Even though we didn’t approach season six with a sense of dread, we found ourselves pleasantly surprised at how solid most of the episodes were. The move to Los Angeles resulted in both a tonal and visual shift for The X-Files, but even though many people classify “classic” X-Files as the episodes from the Vancouver years, season six had a lot to show for itself. While it’s true that the experimentation and forays into comedy occasionally had a negative impact on the season’s pacing, this was a season where the writers were still pretty creative and the actors still appeared to be having a good time.
We’ve got our favorite and least favorite episodes of the season below, along with some thoughts on an episode that didn’t quite fit into either category but still gave us something to think about.
TOP 5 EPISODES OF SEASON 6
Drive – This Monster of the Week episode featuring Bryan Cranston before he became Walter White is suspenseful, not entirely formulaic and incredibly well written. It’s a great example of when some of season six’s experimentation worked well without deviating from The X-Files‘ core themes.
Triangle – Time-traveling hijinks, experimental filming styles and spunky Scully from both past and present make this episode a blast to watch to this day. And shippers… you sorta get to enjoy a Mulder/Scully kiss. Sort of.
Tithonus – A magnificently moody episode that delves into questions about immortality, “Tithonus” shows that season six hasn’t forgotten how to be spooky.
Monday – The X-Files takes on Groundhog Day in an episode about a seemingly ordinary day that goes extraordinarily wrong over and over again.
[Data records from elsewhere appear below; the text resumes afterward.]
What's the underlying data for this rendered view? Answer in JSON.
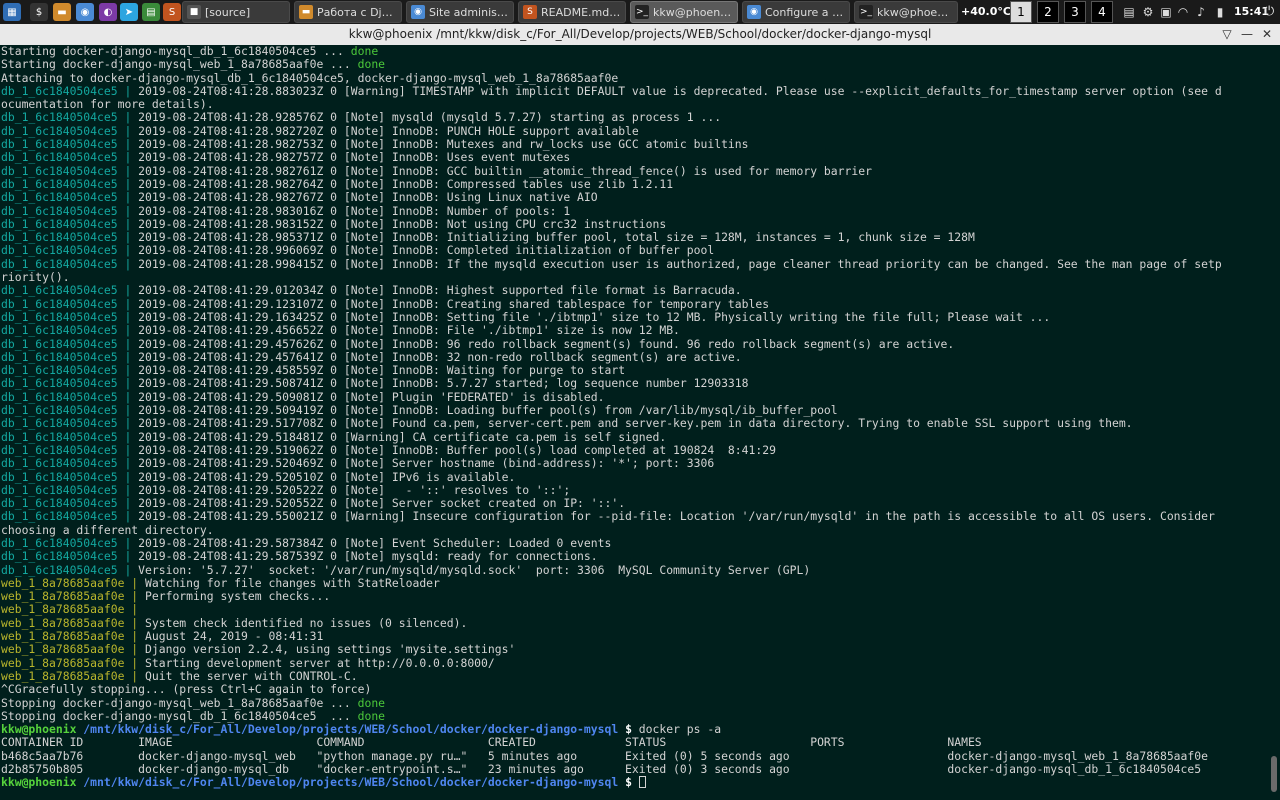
{
  "taskbar": {
    "launchers": [
      {
        "name": "menu-icon",
        "glyph": "▦",
        "color": "#2f6db5"
      },
      {
        "name": "terminal-icon",
        "glyph": "$",
        "color": "#333"
      },
      {
        "name": "folder-icon",
        "glyph": "▬",
        "color": "#d08a2c"
      },
      {
        "name": "chrome-icon",
        "glyph": "◉",
        "color": "#4a8ad4"
      },
      {
        "name": "tor-icon",
        "glyph": "◐",
        "color": "#7c3aa6"
      },
      {
        "name": "telegram-icon",
        "glyph": "➤",
        "color": "#2ca5e0"
      },
      {
        "name": "system-monitor-icon",
        "glyph": "▤",
        "color": "#3a8a3a"
      },
      {
        "name": "sublime-icon",
        "glyph": "S",
        "color": "#c2541f"
      }
    ],
    "tasks": [
      {
        "label": "[source]",
        "icon": "■",
        "color": "#555"
      },
      {
        "label": "Работа с Dja...",
        "icon": "▬",
        "color": "#d08a2c"
      },
      {
        "label": "Site administr...",
        "icon": "◉",
        "color": "#4a8ad4"
      },
      {
        "label": "README.md (...",
        "icon": "S",
        "color": "#c2541f"
      },
      {
        "label": "kkw@phoenix...",
        "icon": ">_",
        "color": "#222"
      },
      {
        "label": "Configure a r...",
        "icon": "◉",
        "color": "#4a8ad4"
      },
      {
        "label": "kkw@phoenix ~",
        "icon": ">_",
        "color": "#222"
      }
    ],
    "temperature": "+40.0°C",
    "desktops": [
      "1",
      "2",
      "3",
      "4"
    ],
    "current_desktop": "1",
    "tray_icons": [
      "flag-us-icon",
      "gear-icon",
      "lock-icon",
      "wifi-icon",
      "volume-icon",
      "battery-icon"
    ],
    "clock": "15:41",
    "power_glyph": "⏻"
  },
  "window": {
    "title": "kkw@phoenix /mnt/kkw/disk_c/For_All/Develop/projects/WEB/School/docker/docker-django-mysql",
    "pin_glyph": "▽",
    "minimize_glyph": "—",
    "close_glyph": "✕"
  },
  "terminal": {
    "lines": [
      [
        [
          "",
          "Starting docker-django-mysql_db_1_6c1840504ce5 ... "
        ],
        [
          "done",
          "done"
        ]
      ],
      [
        [
          "",
          "Starting docker-django-mysql_web_1_8a78685aaf0e ... "
        ],
        [
          "done",
          "done"
        ]
      ],
      [
        [
          "",
          "Attaching to docker-django-mysql_db_1_6c1840504ce5, docker-django-mysql_web_1_8a78685aaf0e"
        ]
      ],
      [
        [
          "db",
          "db_1_6c1840504ce5 | "
        ],
        [
          "",
          "2019-08-24T08:41:28.883023Z 0 [Warning] TIMESTAMP with implicit DEFAULT value is deprecated. Please use --explicit_defaults_for_timestamp server option (see d"
        ]
      ],
      [
        [
          "",
          "ocumentation for more details)."
        ]
      ],
      [
        [
          "db",
          "db_1_6c1840504ce5 | "
        ],
        [
          "",
          "2019-08-24T08:41:28.928576Z 0 [Note] mysqld (mysqld 5.7.27) starting as process 1 ..."
        ]
      ],
      [
        [
          "db",
          "db_1_6c1840504ce5 | "
        ],
        [
          "",
          "2019-08-24T08:41:28.982720Z 0 [Note] InnoDB: PUNCH HOLE support available"
        ]
      ],
      [
        [
          "db",
          "db_1_6c1840504ce5 | "
        ],
        [
          "",
          "2019-08-24T08:41:28.982753Z 0 [Note] InnoDB: Mutexes and rw_locks use GCC atomic builtins"
        ]
      ],
      [
        [
          "db",
          "db_1_6c1840504ce5 | "
        ],
        [
          "",
          "2019-08-24T08:41:28.982757Z 0 [Note] InnoDB: Uses event mutexes"
        ]
      ],
      [
        [
          "db",
          "db_1_6c1840504ce5 | "
        ],
        [
          "",
          "2019-08-24T08:41:28.982761Z 0 [Note] InnoDB: GCC builtin __atomic_thread_fence() is used for memory barrier"
        ]
      ],
      [
        [
          "db",
          "db_1_6c1840504ce5 | "
        ],
        [
          "",
          "2019-08-24T08:41:28.982764Z 0 [Note] InnoDB: Compressed tables use zlib 1.2.11"
        ]
      ],
      [
        [
          "db",
          "db_1_6c1840504ce5 | "
        ],
        [
          "",
          "2019-08-24T08:41:28.982767Z 0 [Note] InnoDB: Using Linux native AIO"
        ]
      ],
      [
        [
          "db",
          "db_1_6c1840504ce5 | "
        ],
        [
          "",
          "2019-08-24T08:41:28.983016Z 0 [Note] InnoDB: Number of pools: 1"
        ]
      ],
      [
        [
          "db",
          "db_1_6c1840504ce5 | "
        ],
        [
          "",
          "2019-08-24T08:41:28.983152Z 0 [Note] InnoDB: Not using CPU crc32 instructions"
        ]
      ],
      [
        [
          "db",
          "db_1_6c1840504ce5 | "
        ],
        [
          "",
          "2019-08-24T08:41:28.985371Z 0 [Note] InnoDB: Initializing buffer pool, total size = 128M, instances = 1, chunk size = 128M"
        ]
      ],
      [
        [
          "db",
          "db_1_6c1840504ce5 | "
        ],
        [
          "",
          "2019-08-24T08:41:28.996069Z 0 [Note] InnoDB: Completed initialization of buffer pool"
        ]
      ],
      [
        [
          "db",
          "db_1_6c1840504ce5 | "
        ],
        [
          "",
          "2019-08-24T08:41:28.998415Z 0 [Note] InnoDB: If the mysqld execution user is authorized, page cleaner thread priority can be changed. See the man page of setp"
        ]
      ],
      [
        [
          "",
          "riority()."
        ]
      ],
      [
        [
          "db",
          "db_1_6c1840504ce5 | "
        ],
        [
          "",
          "2019-08-24T08:41:29.012034Z 0 [Note] InnoDB: Highest supported file format is Barracuda."
        ]
      ],
      [
        [
          "db",
          "db_1_6c1840504ce5 | "
        ],
        [
          "",
          "2019-08-24T08:41:29.123107Z 0 [Note] InnoDB: Creating shared tablespace for temporary tables"
        ]
      ],
      [
        [
          "db",
          "db_1_6c1840504ce5 | "
        ],
        [
          "",
          "2019-08-24T08:41:29.163425Z 0 [Note] InnoDB: Setting file './ibtmp1' size to 12 MB. Physically writing the file full; Please wait ..."
        ]
      ],
      [
        [
          "db",
          "db_1_6c1840504ce5 | "
        ],
        [
          "",
          "2019-08-24T08:41:29.456652Z 0 [Note] InnoDB: File './ibtmp1' size is now 12 MB."
        ]
      ],
      [
        [
          "db",
          "db_1_6c1840504ce5 | "
        ],
        [
          "",
          "2019-08-24T08:41:29.457626Z 0 [Note] InnoDB: 96 redo rollback segment(s) found. 96 redo rollback segment(s) are active."
        ]
      ],
      [
        [
          "db",
          "db_1_6c1840504ce5 | "
        ],
        [
          "",
          "2019-08-24T08:41:29.457641Z 0 [Note] InnoDB: 32 non-redo rollback segment(s) are active."
        ]
      ],
      [
        [
          "db",
          "db_1_6c1840504ce5 | "
        ],
        [
          "",
          "2019-08-24T08:41:29.458559Z 0 [Note] InnoDB: Waiting for purge to start"
        ]
      ],
      [
        [
          "db",
          "db_1_6c1840504ce5 | "
        ],
        [
          "",
          "2019-08-24T08:41:29.508741Z 0 [Note] InnoDB: 5.7.27 started; log sequence number 12903318"
        ]
      ],
      [
        [
          "db",
          "db_1_6c1840504ce5 | "
        ],
        [
          "",
          "2019-08-24T08:41:29.509081Z 0 [Note] Plugin 'FEDERATED' is disabled."
        ]
      ],
      [
        [
          "db",
          "db_1_6c1840504ce5 | "
        ],
        [
          "",
          "2019-08-24T08:41:29.509419Z 0 [Note] InnoDB: Loading buffer pool(s) from /var/lib/mysql/ib_buffer_pool"
        ]
      ],
      [
        [
          "db",
          "db_1_6c1840504ce5 | "
        ],
        [
          "",
          "2019-08-24T08:41:29.517708Z 0 [Note] Found ca.pem, server-cert.pem and server-key.pem in data directory. Trying to enable SSL support using them."
        ]
      ],
      [
        [
          "db",
          "db_1_6c1840504ce5 | "
        ],
        [
          "",
          "2019-08-24T08:41:29.518481Z 0 [Warning] CA certificate ca.pem is self signed."
        ]
      ],
      [
        [
          "db",
          "db_1_6c1840504ce5 | "
        ],
        [
          "",
          "2019-08-24T08:41:29.519062Z 0 [Note] InnoDB: Buffer pool(s) load completed at 190824  8:41:29"
        ]
      ],
      [
        [
          "db",
          "db_1_6c1840504ce5 | "
        ],
        [
          "",
          "2019-08-24T08:41:29.520469Z 0 [Note] Server hostname (bind-address): '*'; port: 3306"
        ]
      ],
      [
        [
          "db",
          "db_1_6c1840504ce5 | "
        ],
        [
          "",
          "2019-08-24T08:41:29.520510Z 0 [Note] IPv6 is available."
        ]
      ],
      [
        [
          "db",
          "db_1_6c1840504ce5 | "
        ],
        [
          "",
          "2019-08-24T08:41:29.520522Z 0 [Note]   - '::' resolves to '::';"
        ]
      ],
      [
        [
          "db",
          "db_1_6c1840504ce5 | "
        ],
        [
          "",
          "2019-08-24T08:41:29.520552Z 0 [Note] Server socket created on IP: '::'."
        ]
      ],
      [
        [
          "db",
          "db_1_6c1840504ce5 | "
        ],
        [
          "",
          "2019-08-24T08:41:29.550021Z 0 [Warning] Insecure configuration for --pid-file: Location '/var/run/mysqld' in the path is accessible to all OS users. Consider"
        ]
      ],
      [
        [
          "",
          "choosing a different directory."
        ]
      ],
      [
        [
          "db",
          "db_1_6c1840504ce5 | "
        ],
        [
          "",
          "2019-08-24T08:41:29.587384Z 0 [Note] Event Scheduler: Loaded 0 events"
        ]
      ],
      [
        [
          "db",
          "db_1_6c1840504ce5 | "
        ],
        [
          "",
          "2019-08-24T08:41:29.587539Z 0 [Note] mysqld: ready for connections."
        ]
      ],
      [
        [
          "db",
          "db_1_6c1840504ce5 | "
        ],
        [
          "",
          "Version: '5.7.27'  socket: '/var/run/mysqld/mysqld.sock'  port: 3306  MySQL Community Server (GPL)"
        ]
      ],
      [
        [
          "web",
          "web_1_8a78685aaf0e | "
        ],
        [
          "",
          "Watching for file changes with StatReloader"
        ]
      ],
      [
        [
          "web",
          "web_1_8a78685aaf0e | "
        ],
        [
          "",
          "Performing system checks..."
        ]
      ],
      [
        [
          "web",
          "web_1_8a78685aaf0e | "
        ]
      ],
      [
        [
          "web",
          "web_1_8a78685aaf0e | "
        ],
        [
          "",
          "System check identified no issues (0 silenced)."
        ]
      ],
      [
        [
          "web",
          "web_1_8a78685aaf0e | "
        ],
        [
          "",
          "August 24, 2019 - 08:41:31"
        ]
      ],
      [
        [
          "web",
          "web_1_8a78685aaf0e | "
        ],
        [
          "",
          "Django version 2.2.4, using settings 'mysite.settings'"
        ]
      ],
      [
        [
          "web",
          "web_1_8a78685aaf0e | "
        ],
        [
          "",
          "Starting development server at http://0.0.0.0:8000/"
        ]
      ],
      [
        [
          "web",
          "web_1_8a78685aaf0e | "
        ],
        [
          "",
          "Quit the server with CONTROL-C."
        ]
      ],
      [
        [
          "",
          "^CGracefully stopping... (press Ctrl+C again to force)"
        ]
      ],
      [
        [
          "",
          "Stopping docker-django-mysql_web_1_8a78685aaf0e ... "
        ],
        [
          "done",
          "done"
        ]
      ],
      [
        [
          "",
          "Stopping docker-django-mysql_db_1_6c1840504ce5  ... "
        ],
        [
          "done",
          "done"
        ]
      ],
      [
        [
          "prompt",
          "kkw@phoenix "
        ],
        [
          "path",
          "/mnt/kkw/disk_c/For_All/Develop/projects/WEB/School/docker/docker-django-mysql "
        ],
        [
          "bold",
          "$ "
        ],
        [
          "",
          "docker ps -a"
        ]
      ],
      [
        [
          "",
          "CONTAINER ID        IMAGE                     COMMAND                  CREATED             STATUS                     PORTS               NAMES"
        ]
      ],
      [
        [
          "",
          "b468c5aa7b76        docker-django-mysql_web   \"python manage.py ru…\"   5 minutes ago       Exited (0) 5 seconds ago                       docker-django-mysql_web_1_8a78685aaf0e"
        ]
      ],
      [
        [
          "",
          "d2b85750b805        docker-django-mysql_db    \"docker-entrypoint.s…\"   23 minutes ago      Exited (0) 3 seconds ago                       docker-django-mysql_db_1_6c1840504ce5"
        ]
      ],
      [
        [
          "prompt",
          "kkw@phoenix "
        ],
        [
          "path",
          "/mnt/kkw/disk_c/For_All/Develop/projects/WEB/School/docker/docker-django-mysql "
        ],
        [
          "bold",
          "$ "
        ],
        [
          "cursor",
          ""
        ]
      ]
    ]
  }
}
The episode remains compelling even on repeat viewings.
Field Trip – Potentially the last, truly solid “classic” Monster of the Week episode on the series, “Field Trip” is delightfully trippy and has both viewers and characters questioning reality throughout.
WORST 5 EPISODES OF SEASON 6
The Beginning – While we didn’t actively dislike “The Beginning,” it pales in comparison to some of the show’s stronger season openers — and frankly, it feels a little lackluster after being preceded by a motion picture event. Maybe we’d like it a little more if Fight the Future hadn’t been the last installment of The X-Files prior to the sixth season.
Terms of Endearment – Enjoyable enough, but “mostly harmless,” this episode would probably be even less memorable if it didn’t have one fantastic guest star, Bruce Campbell. We don’t hate this episode, but it’s also not on any “must watch” lists for us.
Agua Mala – Yup, bad water all around. This episode had a couple of redeeming qualities, but is oddly dull and full of caricatures… and well, The X-Files can be better than that.
Alpha – Something something dogs… killer… oh, forget it. With the exception of Mulder getting a new “I Want to Believe” poster, this episode is painfully dull and has no redeeming qualities whatsoever.
Trevor – Perhaps only a step above “Alpha,” this is not one of the strongest episodes of the season either. It’s ultimately pretty forgettable, so there’s really no need to spend a ton of time with this one.
CONSIDER THE FOLLOWING
Milagro – Though this is an episode we both enjoyed greatly the first time it aired, a rewatch brought us to consider some issues with Scully’s portrayal. While it could be argued that the episode is something of a [twisted] love letter to Scully, we’ve seen her character through the male gaze throughout the series and this episode doesn’t do anything particularly progressive for her character. The episode still remains atmospheric and intriguing to watch though, so it is an episode we would recommend watching at least once. It just sits in a separate category for us these days.